According to investigations by Geneva public prosecutors and examining magistrate Eva Joly, the following happened in the Leuna-Minol privatization scandal: the lobbyists Dieter Holzer and the State Secretary Ludwig-Holger Pfahls (CSU) staged veritable cascades of transactions. According to the Geneva Public Prosecutor's Office, between 1987 and 1997 they moved 130 million euros between Liechtenstein trusts, Swiss and Luxembourg banks, and offshore companies in Antigua and Panama. The Geneva investigating judge Paul Perraudin sees it as a "nonsensical economic structure that justifies a concrete suspicion of money laundering". Countless foreign exchange and cash transactions between the same banks via the accounts of another beneficial owner are classic money laundering transactions . The confusion of these kick-back transfers is to obscure the flow of money and the recipient's identity.

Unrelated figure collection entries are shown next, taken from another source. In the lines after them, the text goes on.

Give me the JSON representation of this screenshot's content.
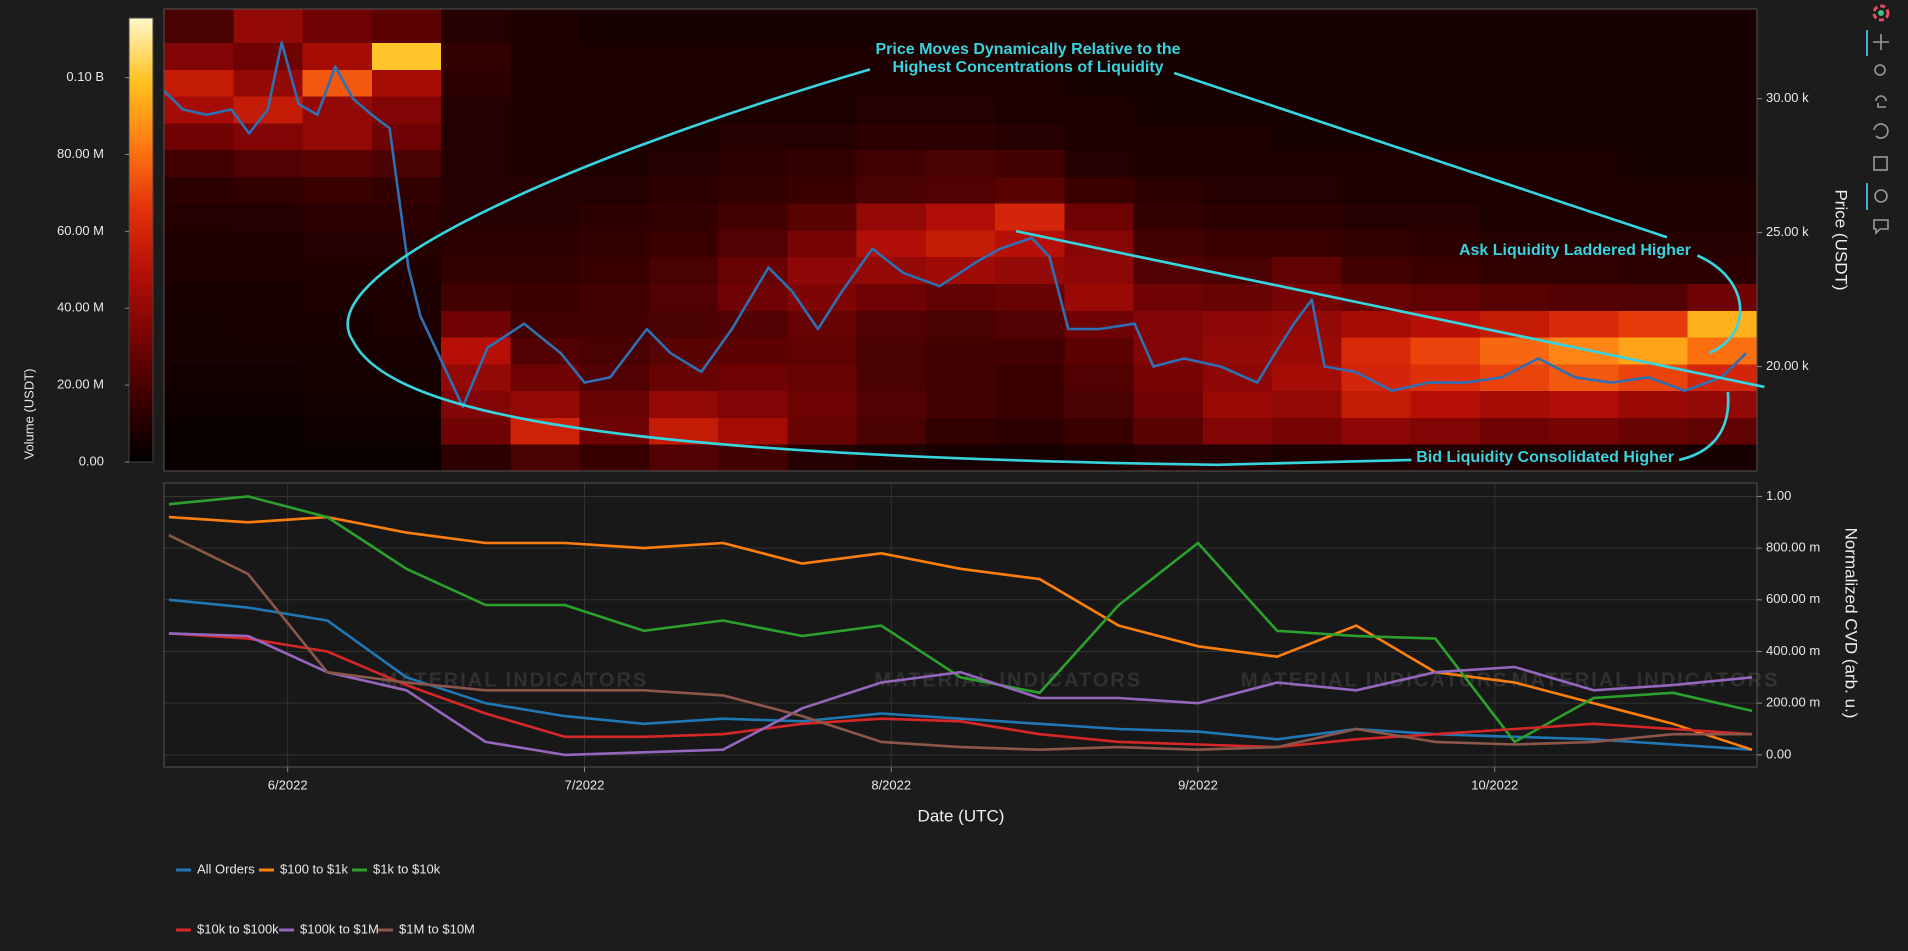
{
  "chart_data": [
    {
      "type": "heatmap",
      "xlim": [
        139.5,
        300.5
      ],
      "ylim": [
        16100,
        33350
      ],
      "yticks": [
        {
          "value": 20000,
          "label": "20.00 k"
        },
        {
          "value": 25000,
          "label": "25.00 k"
        },
        {
          "value": 30000,
          "label": "30.00 k"
        }
      ],
      "ylabel": "Price (USDT)",
      "x_bins": [
        139.5,
        146.5,
        153.5,
        160.5,
        167.5,
        174.5,
        181.5,
        188.5,
        195.5,
        202.5,
        209.5,
        216.5,
        223.5,
        230.5,
        237.5,
        244.5,
        251.5,
        258.5,
        265.5,
        272.5,
        279.5,
        286.5,
        293.5,
        300.5
      ],
      "y_bins": [
        16100,
        17100,
        18100,
        19100,
        20100,
        21100,
        22100,
        23100,
        24100,
        25100,
        26100,
        27100,
        28100,
        29100,
        30100,
        31100,
        32100,
        33350
      ],
      "z": [
        [
          3,
          3,
          3,
          3,
          12,
          20,
          15,
          22,
          18,
          10,
          8,
          6,
          6,
          8,
          10,
          10,
          8,
          8,
          10,
          8,
          8,
          8,
          6
        ],
        [
          3,
          3,
          4,
          4,
          30,
          58,
          30,
          55,
          45,
          28,
          20,
          14,
          12,
          16,
          24,
          35,
          32,
          38,
          35,
          30,
          32,
          28,
          26
        ],
        [
          4,
          4,
          5,
          5,
          35,
          40,
          28,
          40,
          35,
          30,
          22,
          18,
          16,
          20,
          30,
          42,
          40,
          55,
          50,
          45,
          48,
          42,
          40
        ],
        [
          5,
          5,
          6,
          6,
          40,
          30,
          22,
          28,
          30,
          28,
          20,
          18,
          16,
          22,
          32,
          38,
          45,
          60,
          65,
          70,
          75,
          70,
          60
        ],
        [
          6,
          6,
          6,
          7,
          50,
          22,
          20,
          24,
          25,
          26,
          20,
          18,
          18,
          25,
          35,
          40,
          42,
          62,
          70,
          78,
          85,
          92,
          80
        ],
        [
          6,
          7,
          7,
          8,
          30,
          18,
          18,
          20,
          22,
          28,
          22,
          20,
          22,
          30,
          35,
          38,
          40,
          45,
          50,
          55,
          62,
          68,
          95
        ],
        [
          7,
          7,
          8,
          8,
          18,
          16,
          18,
          22,
          30,
          34,
          30,
          26,
          28,
          42,
          30,
          28,
          32,
          28,
          26,
          24,
          22,
          22,
          30
        ],
        [
          8,
          8,
          9,
          9,
          14,
          14,
          16,
          20,
          28,
          38,
          40,
          44,
          40,
          38,
          22,
          20,
          26,
          18,
          16,
          14,
          14,
          12,
          12
        ],
        [
          8,
          9,
          10,
          10,
          12,
          12,
          14,
          16,
          22,
          32,
          48,
          55,
          50,
          36,
          18,
          16,
          16,
          14,
          12,
          10,
          10,
          10,
          10
        ],
        [
          10,
          10,
          12,
          12,
          10,
          10,
          12,
          14,
          18,
          24,
          40,
          48,
          60,
          30,
          14,
          12,
          12,
          10,
          10,
          8,
          8,
          8,
          8
        ],
        [
          12,
          14,
          16,
          14,
          10,
          10,
          10,
          12,
          14,
          16,
          20,
          22,
          24,
          16,
          12,
          10,
          10,
          8,
          8,
          8,
          8,
          8,
          8
        ],
        [
          18,
          22,
          24,
          20,
          10,
          8,
          8,
          10,
          12,
          14,
          18,
          20,
          18,
          10,
          8,
          8,
          8,
          8,
          8,
          8,
          8,
          6,
          6
        ],
        [
          30,
          35,
          40,
          30,
          10,
          8,
          8,
          8,
          10,
          10,
          12,
          12,
          10,
          8,
          8,
          8,
          6,
          6,
          6,
          6,
          6,
          6,
          6
        ],
        [
          45,
          55,
          40,
          35,
          10,
          8,
          8,
          8,
          8,
          8,
          10,
          10,
          8,
          8,
          6,
          6,
          6,
          6,
          6,
          6,
          6,
          6,
          6
        ],
        [
          55,
          40,
          75,
          45,
          12,
          8,
          8,
          8,
          8,
          8,
          8,
          8,
          8,
          6,
          6,
          6,
          6,
          6,
          6,
          6,
          6,
          6,
          6
        ],
        [
          35,
          30,
          45,
          100,
          14,
          8,
          8,
          8,
          8,
          8,
          8,
          8,
          8,
          6,
          6,
          6,
          6,
          6,
          6,
          6,
          6,
          6,
          6
        ],
        [
          20,
          40,
          30,
          25,
          10,
          8,
          6,
          6,
          6,
          6,
          6,
          6,
          6,
          6,
          6,
          6,
          6,
          6,
          6,
          6,
          6,
          6,
          6
        ]
      ],
      "colorbar": {
        "title": "Volume (USDT)",
        "lim": [
          0,
          115.5
        ],
        "ticks": [
          {
            "value": 0,
            "label": "0.00"
          },
          {
            "value": 20,
            "label": "20.00 M"
          },
          {
            "value": 40,
            "label": "40.00 M"
          },
          {
            "value": 60,
            "label": "60.00 M"
          },
          {
            "value": 80,
            "label": "80.00 M"
          },
          {
            "value": 100,
            "label": "0.10 B"
          }
        ],
        "colors": [
          "#000000",
          "#3c0000",
          "#7a0404",
          "#b50f06",
          "#e3320a",
          "#ff7a12",
          "#ffc21f",
          "#fff7c8"
        ]
      },
      "price": {
        "color": "#2f6fb3",
        "x": [
          139.5,
          141.4,
          143.8,
          146.3,
          148.1,
          150,
          151.4,
          153.1,
          155,
          156.8,
          158.6,
          160.5,
          162.3,
          164.2,
          165.4,
          169.7,
          172.2,
          175.9,
          179.6,
          182,
          184.6,
          188.3,
          190.7,
          193.8,
          196.9,
          200.6,
          203,
          205.6,
          208,
          211.1,
          214.2,
          217.9,
          221.6,
          224,
          227.2,
          229,
          230.9,
          234,
          237.6,
          239.5,
          242.6,
          246.3,
          250,
          251.8,
          253.7,
          255.5,
          256.8,
          259.9,
          263.6,
          267.3,
          271,
          274.7,
          278.4,
          282.1,
          285.8,
          289.5,
          293.2,
          296.9,
          299.4
        ],
        "values": [
          30300,
          29600,
          29400,
          29600,
          28700,
          29600,
          32100,
          29800,
          29400,
          31200,
          30000,
          29400,
          28900,
          23700,
          21900,
          18500,
          20700,
          21600,
          20500,
          19400,
          19600,
          21400,
          20500,
          19800,
          21400,
          23700,
          22800,
          21400,
          22800,
          24400,
          23500,
          23000,
          23900,
          24400,
          24800,
          24100,
          21400,
          21400,
          21600,
          20000,
          20300,
          20000,
          19400,
          20500,
          21600,
          22500,
          20000,
          19800,
          19100,
          19400,
          19400,
          19600,
          20300,
          19600,
          19400,
          19600,
          19100,
          19600,
          20500
        ]
      },
      "annotations": [
        "Price Moves Dynamically Relative to the",
        "Highest Concentrations of Liquidity",
        "Ask Liquidity Laddered Higher",
        "Bid Liquidity Consolidated Higher"
      ]
    },
    {
      "type": "line",
      "xlim": [
        139.5,
        300.5
      ],
      "xticks": [
        {
          "value": 152,
          "label": "6/2022"
        },
        {
          "value": 182,
          "label": "7/2022"
        },
        {
          "value": 213,
          "label": "8/2022"
        },
        {
          "value": 244,
          "label": "9/2022"
        },
        {
          "value": 274,
          "label": "10/2022"
        }
      ],
      "xlabel": "Date (UTC)",
      "ylim": [
        -0.047,
        1.052
      ],
      "yticks": [
        {
          "value": 0,
          "label": "0.00"
        },
        {
          "value": 0.2,
          "label": "200.00 m"
        },
        {
          "value": 0.4,
          "label": "400.00 m"
        },
        {
          "value": 0.6,
          "label": "600.00 m"
        },
        {
          "value": 0.8,
          "label": "800.00 m"
        },
        {
          "value": 1,
          "label": "1.00"
        }
      ],
      "ylabel": "Normalized CVD (arb. u.)",
      "grid": true,
      "watermark": "MATERIAL INDICATORS",
      "x": [
        140,
        148,
        156,
        164,
        172,
        180,
        188,
        196,
        204,
        212,
        220,
        228,
        236,
        244,
        252,
        260,
        268,
        276,
        284,
        292,
        300
      ],
      "series": [
        {
          "name": "All Orders",
          "color": "#1f77b4",
          "values": [
            0.6,
            0.57,
            0.52,
            0.3,
            0.2,
            0.15,
            0.12,
            0.14,
            0.13,
            0.16,
            0.14,
            0.12,
            0.1,
            0.09,
            0.06,
            0.1,
            0.08,
            0.07,
            0.06,
            0.04,
            0.02
          ]
        },
        {
          "name": "$100 to $1k",
          "color": "#ff7f0e",
          "values": [
            0.92,
            0.9,
            0.92,
            0.86,
            0.82,
            0.82,
            0.8,
            0.82,
            0.74,
            0.78,
            0.72,
            0.68,
            0.5,
            0.42,
            0.38,
            0.5,
            0.32,
            0.28,
            0.2,
            0.12,
            0.02
          ]
        },
        {
          "name": "$1k to $10k",
          "color": "#2ca02c",
          "values": [
            0.97,
            1.0,
            0.92,
            0.72,
            0.58,
            0.58,
            0.48,
            0.52,
            0.46,
            0.5,
            0.3,
            0.24,
            0.58,
            0.82,
            0.48,
            0.46,
            0.45,
            0.05,
            0.22,
            0.24,
            0.17
          ]
        },
        {
          "name": "$10k to $100k",
          "color": "#d62728",
          "values": [
            0.47,
            0.45,
            0.4,
            0.27,
            0.16,
            0.07,
            0.07,
            0.08,
            0.12,
            0.14,
            0.13,
            0.08,
            0.05,
            0.04,
            0.03,
            0.06,
            0.08,
            0.1,
            0.12,
            0.1,
            0.08
          ]
        },
        {
          "name": "$100k to $1M",
          "color": "#9467bd",
          "values": [
            0.47,
            0.46,
            0.32,
            0.25,
            0.05,
            0.0,
            0.01,
            0.02,
            0.18,
            0.28,
            0.32,
            0.22,
            0.22,
            0.2,
            0.28,
            0.25,
            0.32,
            0.34,
            0.25,
            0.27,
            0.3
          ]
        },
        {
          "name": "$1M to $10M",
          "color": "#8c564b",
          "values": [
            0.85,
            0.7,
            0.32,
            0.28,
            0.25,
            0.25,
            0.25,
            0.23,
            0.15,
            0.05,
            0.03,
            0.02,
            0.03,
            0.02,
            0.03,
            0.1,
            0.05,
            0.04,
            0.05,
            0.08,
            0.08
          ]
        }
      ]
    }
  ]
}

Leuna files allegedly missing in 1998 were available as copies in several ministries.

Trivia

The television journalist Ulrich Wickert used the Leuna affair in 2008 as a template for his detective novel “The useful friend”.

Web links

Individual evidence

  1. Hans Leyendecker: Leuna affair - rumors instead of evidence (sueddeutsche.de).
  2. Torsten Hampel: Grass over it. In: Der Tagesspiegel . November 1, 2001.
  3. See also the graphic “Wallpaper” on www.recherchieren.org (zip file).
  4. "Federal extinguishing days" are a legend . Berliner Morgenpost. October 4, 2003. Retrieved January 25, 2013.
  5. Bild Online: "Ulrich Wickert: How much truth is there in his Leuna crime thriller?" (From August 14, 2008).